Cecilia Holmgren tells about her research on random graphs
When Cecilia Holmgren was 15 in 1999, she had already completed every maths course at her high school and was allowed to study mathematics at Chalmers. She soon became interested in random graphs, random trees, and split trees. When defending her doctoral thesis Split Trees, Cuttings and Explosions in Uppsala (2010), she was the first to establish the general characteristics of split trees, which is a large class of random trees. One well-known type of split tree is binary search trees, which corresponds to the sorting algorithm Quicksort, that is used to sort data.
Cecilia’s research is pure mathematics. It lies at the intersection of probability theory and combinatorics, but large parts of it have practical applications.
“Random graphs and split trees are used, among other things, to develop algorithms for searches and recommendations on the Internet, to study how infections or rumours spread, and to analyse data sorting algorithms. The results can also be applied in artificial intelligence, where studying social networks and developing different types of algorithms are important.”
Cecilia, who is now an associate professor with habilitation, also works with conditional Galton Watson trees, which is another large class of random trees used for instance to describe a family’s survival or extinction.

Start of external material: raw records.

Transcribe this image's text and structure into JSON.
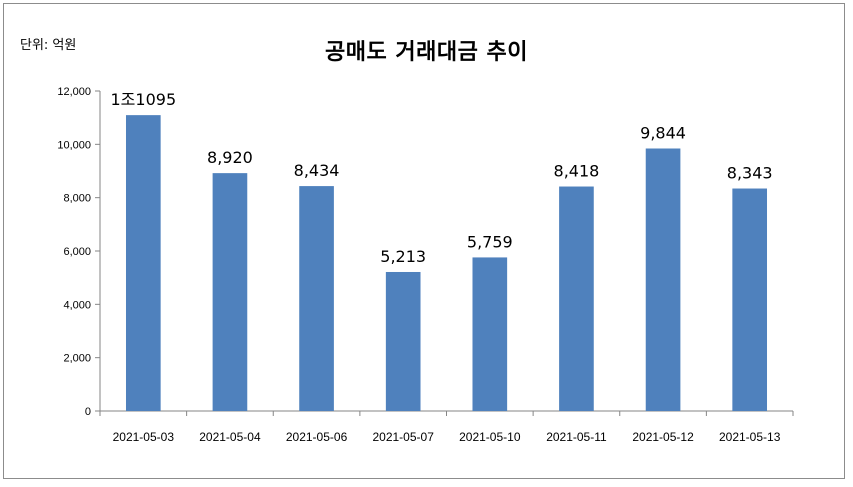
{
  "unit_label": "단위: 억원",
  "chart_data": {
    "type": "bar",
    "title": "공매도 거래대금 추이",
    "categories": [
      "2021-05-03",
      "2021-05-04",
      "2021-05-06",
      "2021-05-07",
      "2021-05-10",
      "2021-05-11",
      "2021-05-12",
      "2021-05-13"
    ],
    "values": [
      11095,
      8920,
      8434,
      5213,
      5759,
      8418,
      9844,
      8343
    ],
    "data_labels": [
      "1조1095",
      "8,920",
      "8,434",
      "5,213",
      "5,759",
      "8,418",
      "9,844",
      "8,343"
    ],
    "ylim": [
      0,
      12000
    ],
    "yticks": [
      0,
      2000,
      4000,
      6000,
      8000,
      10000,
      12000
    ],
    "ytick_labels": [
      "0",
      "2,000",
      "4,000",
      "6,000",
      "8,000",
      "10,000",
      "12,000"
    ],
    "xlabel": "",
    "ylabel": "",
    "grid": false,
    "bar_color": "#4f81bd"
  }
}
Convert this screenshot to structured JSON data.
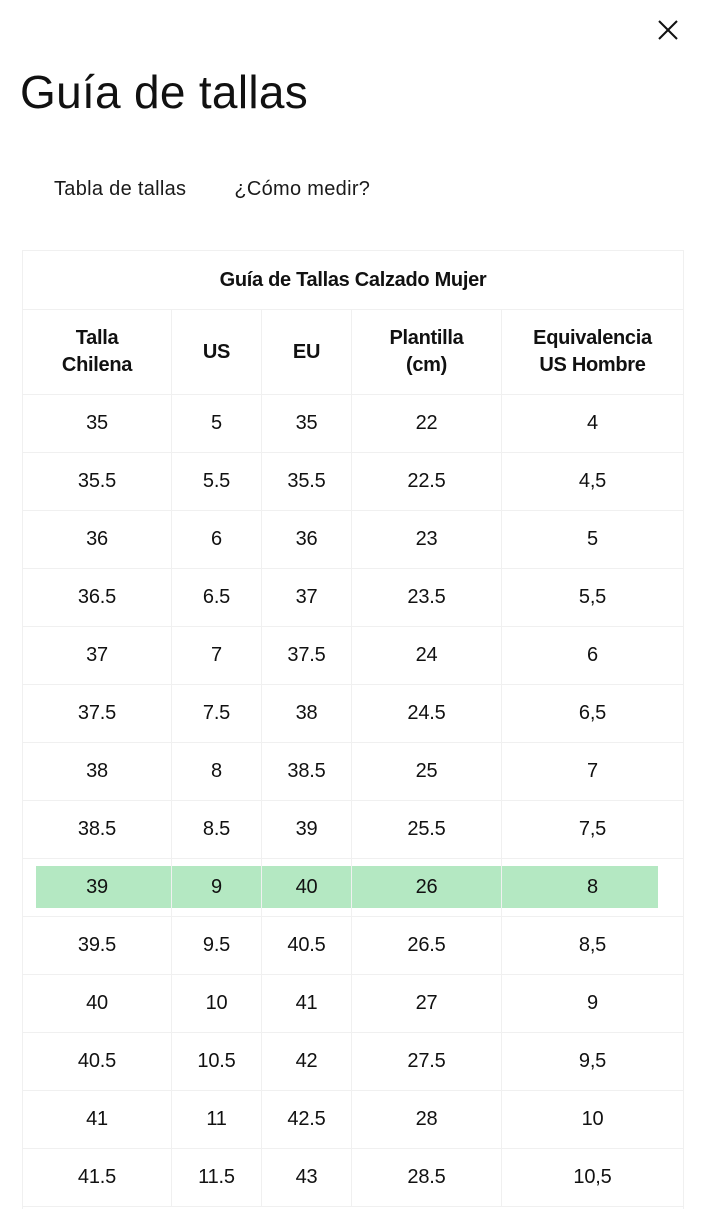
{
  "modal": {
    "title": "Guía de tallas",
    "close_icon": "close-icon"
  },
  "tabs": [
    {
      "label": "Tabla de tallas"
    },
    {
      "label": "¿Cómo medir?"
    }
  ],
  "table": {
    "caption": "Guía de Tallas Calzado Mujer",
    "headers": [
      "Talla\nChilena",
      "US",
      "EU",
      "Plantilla\n(cm)",
      "Equivalencia\nUS Hombre"
    ],
    "highlight_color": "#b4e8c2",
    "highlighted_row": 8,
    "rows": [
      [
        "35",
        "5",
        "35",
        "22",
        "4"
      ],
      [
        "35.5",
        "5.5",
        "35.5",
        "22.5",
        "4,5"
      ],
      [
        "36",
        "6",
        "36",
        "23",
        "5"
      ],
      [
        "36.5",
        "6.5",
        "37",
        "23.5",
        "5,5"
      ],
      [
        "37",
        "7",
        "37.5",
        "24",
        "6"
      ],
      [
        "37.5",
        "7.5",
        "38",
        "24.5",
        "6,5"
      ],
      [
        "38",
        "8",
        "38.5",
        "25",
        "7"
      ],
      [
        "38.5",
        "8.5",
        "39",
        "25.5",
        "7,5"
      ],
      [
        "39",
        "9",
        "40",
        "26",
        "8"
      ],
      [
        "39.5",
        "9.5",
        "40.5",
        "26.5",
        "8,5"
      ],
      [
        "40",
        "10",
        "41",
        "27",
        "9"
      ],
      [
        "40.5",
        "10.5",
        "42",
        "27.5",
        "9,5"
      ],
      [
        "41",
        "11",
        "42.5",
        "28",
        "10"
      ],
      [
        "41.5",
        "11.5",
        "43",
        "28.5",
        "10,5"
      ]
    ]
  }
}
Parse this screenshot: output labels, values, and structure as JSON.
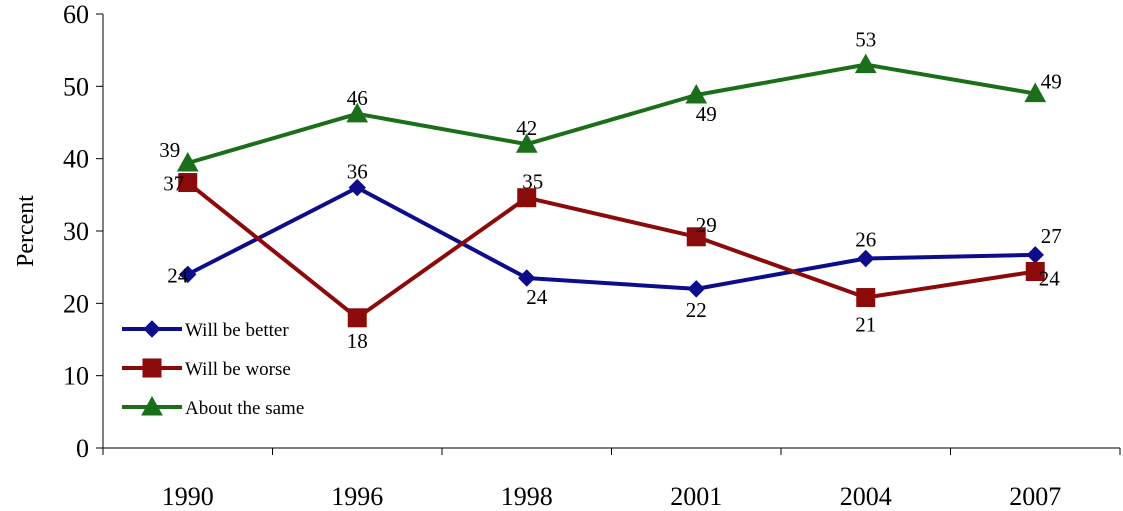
{
  "chart_data": {
    "type": "line",
    "title": "",
    "xlabel": "",
    "ylabel": "Percent",
    "ylim": [
      0,
      60
    ],
    "yticks": [
      "0",
      "10",
      "20",
      "30",
      "40",
      "50",
      "60"
    ],
    "categories": [
      "1990",
      "1996",
      "1998",
      "2001",
      "2004",
      "2007"
    ],
    "legend_position": "bottom-left",
    "grid": false,
    "series": [
      {
        "name": "Will be better",
        "color": "#0d0d8c",
        "marker": "diamond",
        "values": [
          24,
          36,
          23.5,
          22,
          26.2,
          26.7
        ],
        "labels": [
          "24",
          "36",
          "24",
          "22",
          "26",
          "27"
        ]
      },
      {
        "name": "Will be worse",
        "color": "#8b0a0a",
        "marker": "square",
        "values": [
          36.7,
          18,
          34.6,
          29.2,
          20.8,
          24.4
        ],
        "labels": [
          "37",
          "18",
          "35",
          "29",
          "21",
          "24"
        ]
      },
      {
        "name": "About the same",
        "color": "#1b6f1b",
        "marker": "triangle",
        "values": [
          39.4,
          46.2,
          42,
          48.8,
          53,
          49
        ],
        "labels": [
          "39",
          "46",
          "42",
          "49",
          "53",
          "49"
        ]
      }
    ]
  }
}
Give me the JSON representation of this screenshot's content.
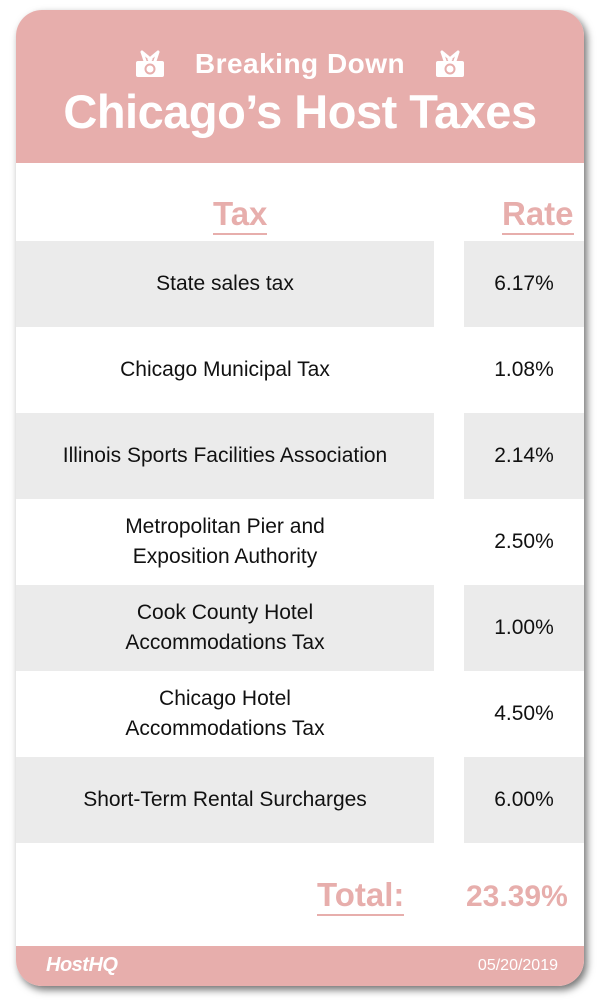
{
  "header": {
    "subtitle": "Breaking Down",
    "title": "Chicago’s Host Taxes",
    "icon": "money-gift-icon"
  },
  "columns": {
    "tax": "Tax",
    "rate": "Rate"
  },
  "rows": [
    {
      "name": "State sales tax",
      "rate": "6.17%"
    },
    {
      "name": "Chicago Municipal Tax",
      "rate": "1.08%"
    },
    {
      "name": "Illinois Sports Facilities Association",
      "rate": "2.14%"
    },
    {
      "name": "Metropolitan Pier and Exposition Authority",
      "rate": "2.50%"
    },
    {
      "name": "Cook County Hotel Accommodations Tax",
      "rate": "1.00%"
    },
    {
      "name": "Chicago Hotel Accommodations Tax",
      "rate": "4.50%"
    },
    {
      "name": "Short-Term Rental Surcharges",
      "rate": "6.00%"
    }
  ],
  "total": {
    "label": "Total:",
    "value": "23.39%"
  },
  "footer": {
    "logo": "HostHQ",
    "date": "05/20/2019"
  },
  "colors": {
    "accent": "#e7aeac",
    "shade": "#ebebeb"
  }
}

“I like working with large classes of random graphs at the same time instead of individual random graphs,” she says.
One interesting feature of several random structures is that relatively small changes in probabilities produce large global changes. An example is a family tree. If the number of children in the average family is less than 1, the family dies out, but if the number is larger than 1, it may survive. Another example is the spread of infection, where a small change in immunity/spread (e.g. caused by how many members receive a vaccination) can determine whether an infection dies out or spreads around the world. Such breakpoints are called thresholds and are connected to percolation theory.
Cecilia also works with the configuration model, a general random graph model used in everything from Facebook and other social networks to biological networks such as the brain, telecommunications, and electrical grids.
Cecilia’s success has led to her receiving several large grants, giving her the opportunity to recruit talented doctoral students and postdocs to her research group.
“I am happy to have a strong research group. My PhD students and postdocs are doing exciting work and hold interesting seminars and lectures at conferences. This, in turn, attracts other talented researchers and international contacts.”
The image of the lone mathematician surrounded by stacks of books and checkered paper is an ill fit for Cecilia.
“I enjoy it the most when working with others, both senior researchers, postdocs, and doctoral students. At Uppsala University, I also meet students and am able to spark their interest in my field, which is really nice. Thanks to the University’s reputation and that of myself and my research group, we get many talented students and researchers.”
Random graphs and split trees
A graph consists of nodes and edges between nodes. The nodes can correspond to websites, and the edges then represent links between them, or the nodes can correspond to individuals, and the edges then represent contacts between them, such as sexual relations or handshakes. A tree is a graph where there is only one path of edges between two nodes, that is to say, there are no cycles in the graph. Think of a family tree where the nodes represent individuals, and there is an edge between two individuals if one is a child to the other.
Random graphs and random trees are then graphs and trees generated by random processes. For instance, we can flip a coin to decide if we should draw an edge between two nodes. Split trees are random trees designed to model different sorting algorithms. By studying the corresponding split tree, we can analyse the properties of the algorithm (e.g., the search time, which measures the algorithm’s efficiency).